Web positioning and web traffic reports, in isolation, no longer have valuable meaning if they are being used as the only set of metrics to determine the success of a website. Instead, one should focus not only in the selection of the most significant set of performance metrics for a website (the so-called key Performance Indicators), but also in the continuous monitoring of these indicators in order to establish trends and anticipate changes. To ensure success, this type of analysis must follow the following guidelines:
  • Each department should establish their own set of metrics and associated performance indicators. Examples of such indicators could be the rate of satisfactory results generated by an internal product search engine, the rate of cases that were resolved at a help desk, the participation rate among the various website sections as depicted in the web traffic reports, the rate of products that get added to a shopping cart, the rate of visits that concluded in a successful sale, the recommendations sent to other users, how visitors valued the different products, the number of contacts established, etc.
  • Once the performance indicators have been identified for each case, a monitoring calendar should be put in place to periodically track the various metrics. Instead of receiving hundreds of web traffic statistics, each department head can then focus in tracking their own performance indicators.
  • This form of tracking does allow each responsible party to contemplate improvement plans and determine if previous strategies are having the anticipated success. Since they are only monitoring their own area, corrective measures can be quickly identified and applied.

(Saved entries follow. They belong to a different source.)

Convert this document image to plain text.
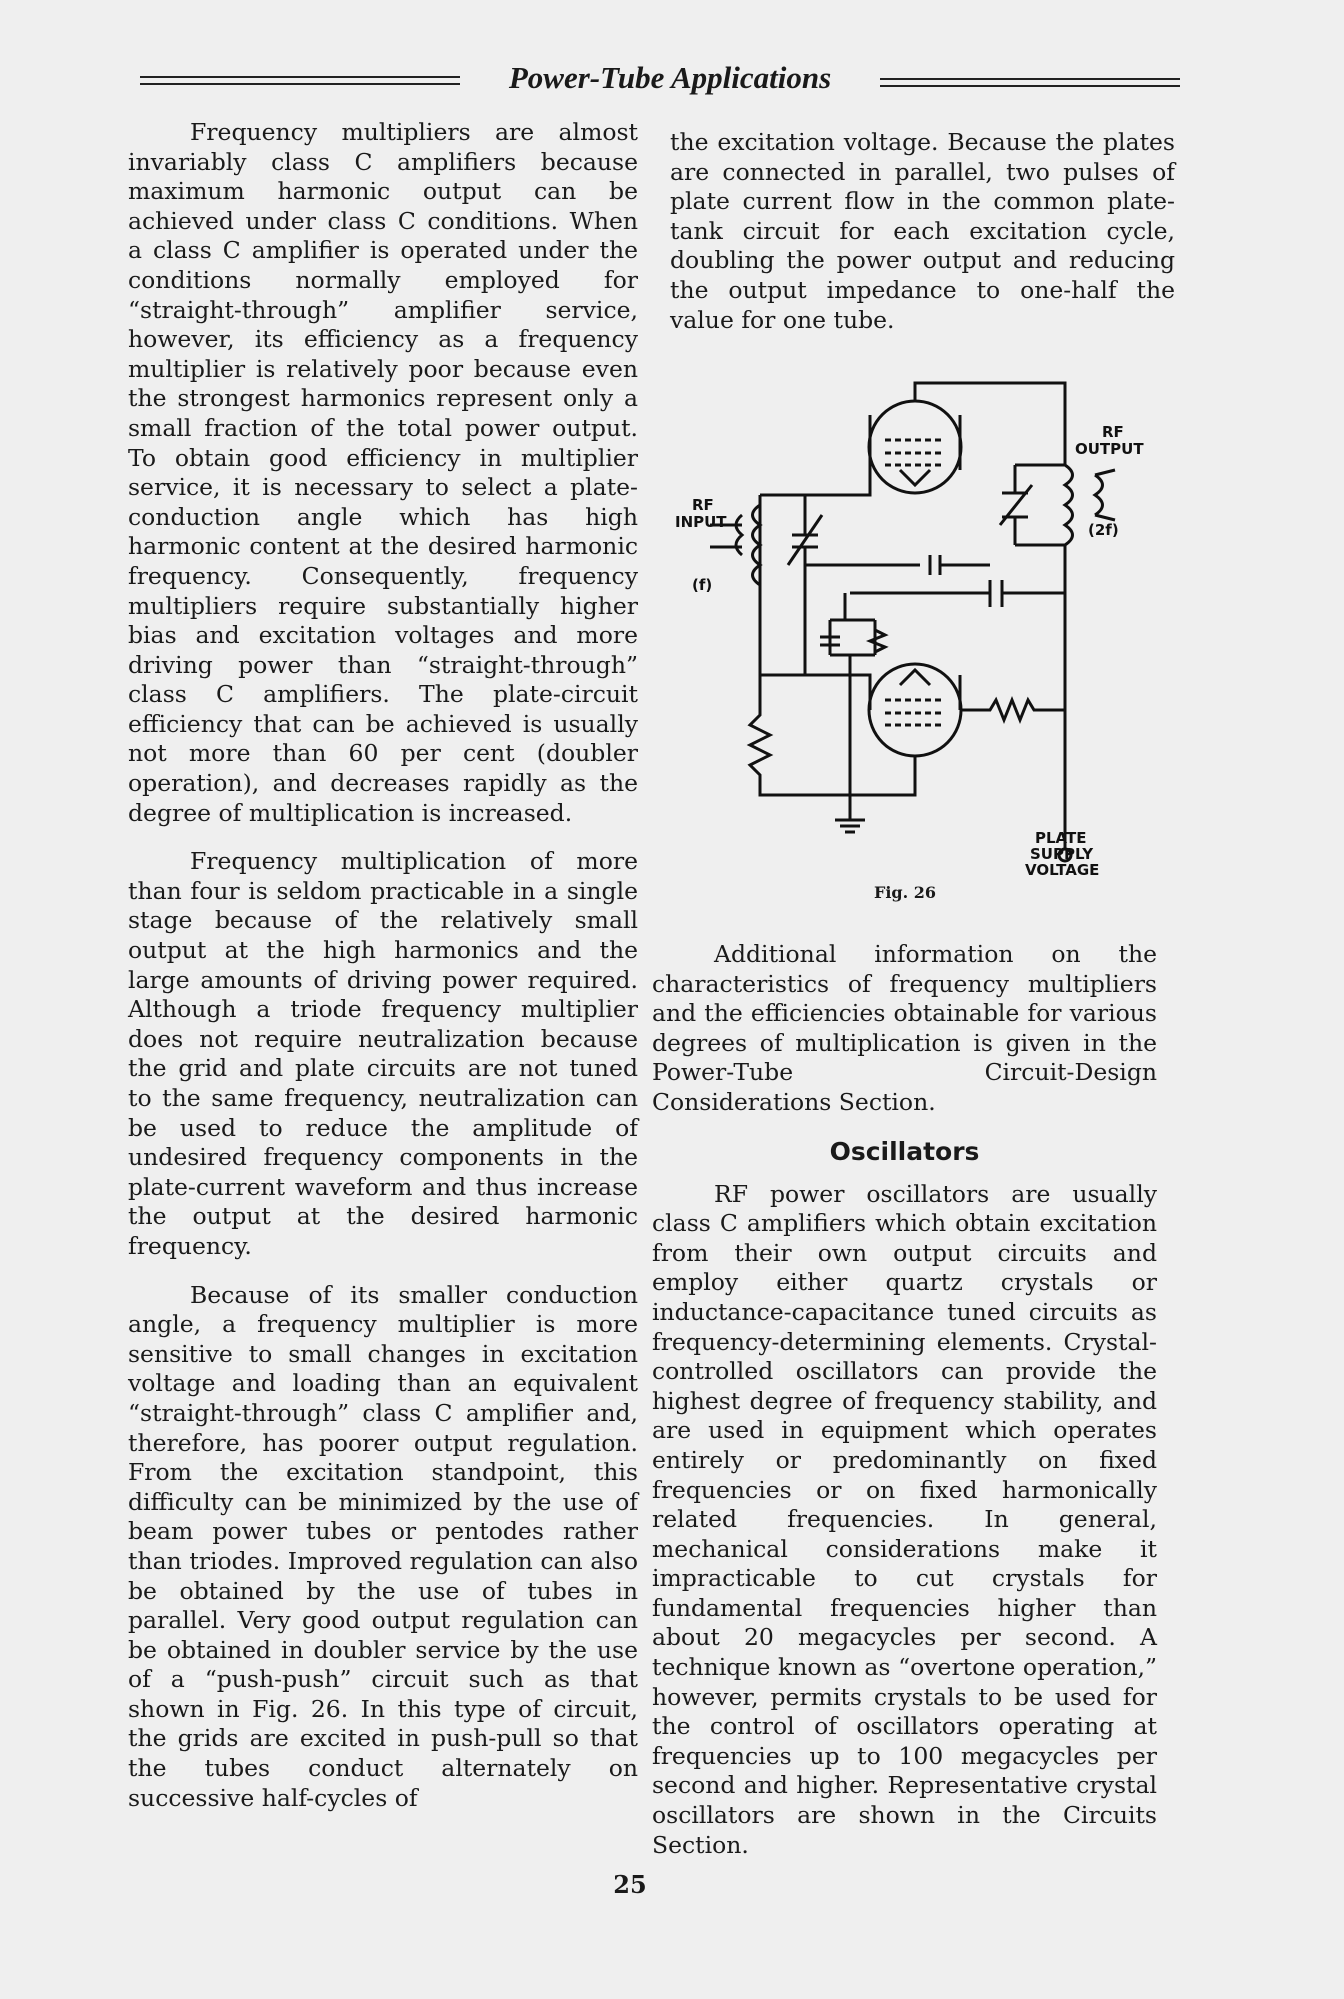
Power-Tube Applications

Frequency multipliers are almost invariably class C amplifiers because maximum harmonic output can be achieved under class C conditions. When a class C amplifier is operated under the conditions normally employed for “straight-through” amplifier service, however, its efficiency as a frequency multiplier is relatively poor because even the strongest harmonics represent only a small fraction of the total power output. To obtain good efficiency in multiplier service, it is necessary to select a plate-conduction angle which has high harmonic content at the desired harmonic frequency. Consequently, frequency multipliers require substantially higher bias and excitation voltages and more driving power than “straight-through” class C amplifiers. The plate-circuit efficiency that can be achieved is usually not more than 60 per cent (doubler operation), and decreases rapidly as the degree of multiplication is increased.

Frequency multiplication of more than four is seldom practicable in a single stage because of the relatively small output at the high harmonics and the large amounts of driving power required. Although a triode frequency multiplier does not require neutralization because the grid and plate circuits are not tuned to the same frequency, neutralization can be used to reduce the amplitude of undesired frequency components in the plate-current waveform and thus increase the output at the desired harmonic frequency.

Because of its smaller conduction angle, a frequency multiplier is more sensitive to small changes in excitation voltage and loading than an equivalent “straight-through” class C amplifier and, therefore, has poorer output regulation. From the excitation standpoint, this difficulty can be minimized by the use of beam power tubes or pentodes rather than triodes. Improved regulation can also be obtained by the use of tubes in parallel. Very good output regulation can be obtained in doubler service by the use of a “push-push” circuit such as that shown in Fig. 26. In this type of circuit, the grids are excited in push-pull so that the tubes conduct alternately on successive half-cycles of

the excitation voltage. Because the plates are connected in parallel, two pulses of plate current flow in the common plate-tank circuit for each excitation cycle, doubling the power output and reducing the output impedance to one-half the value for one tube.

RF
INPUT
(f)
RF
OUTPUT
(2f)
PLATE
SUPPLY
VOLTAGE
Fig. 26

Additional information on the characteristics of frequency multipliers and the efficiencies obtainable for various degrees of multiplication is given in the Power-Tube Circuit-Design Considerations Section.

Oscillators

RF power oscillators are usually class C amplifiers which obtain excitation from their own output circuits and employ either quartz crystals or inductance-capacitance tuned circuits as frequency-determining elements. Crystal-controlled oscillators can provide the highest degree of frequency stability, and are used in equipment which operates entirely or predominantly on fixed frequencies or on fixed harmonically related frequencies. In general, mechanical considerations make it impracticable to cut crystals for fundamental frequencies higher than about 20 megacycles per second. A technique known as “overtone operation,” however, permits crystals to be used for the control of oscillators operating at frequencies up to 100 megacycles per second and higher. Representative crystal oscillators are shown in the Circuits Section.

25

  • Based on the information obtained from these indicators, the entire cycle can be started again. 

Conclusion

The search engine consolidation in three primary players –Google, Yahoo! and MSN Search- has simplified, in a way, the task of positioning websites for those engines. Notwithstanding, the generalization of this type of strategies has started to erode the competitive edge that the early websites obtained from using “tricks” to attract the attention of certain search engines. From here on, however, the battle for a successful website placement strays from the application of “tricks” by expert wannabes towards more sound, while more complex, strategies including not only the optimization of meta-tags, but also the enrichment of page contents, code correctness, generation of contents for other websites, participation in forums and chat rooms, active search for partners and access links, on-line training, usability, accessibility, etc. And it is in this new environment, armed with a good set of increasingly sophisticated web traffic analysis tools, that we can make well educated marketing decisions, not only to improve our on-line presence, but to benefit our off-line world as well. As a final comment, I would like to raise the possibility that some or all these tactics may prove ineffective by year end. However, since we have not found that perfect crystal ball yet, it seems wise and prudent to start from the basis suggested in this paper and keep a watchful eye on any new developments that may impact the course that we decide to set.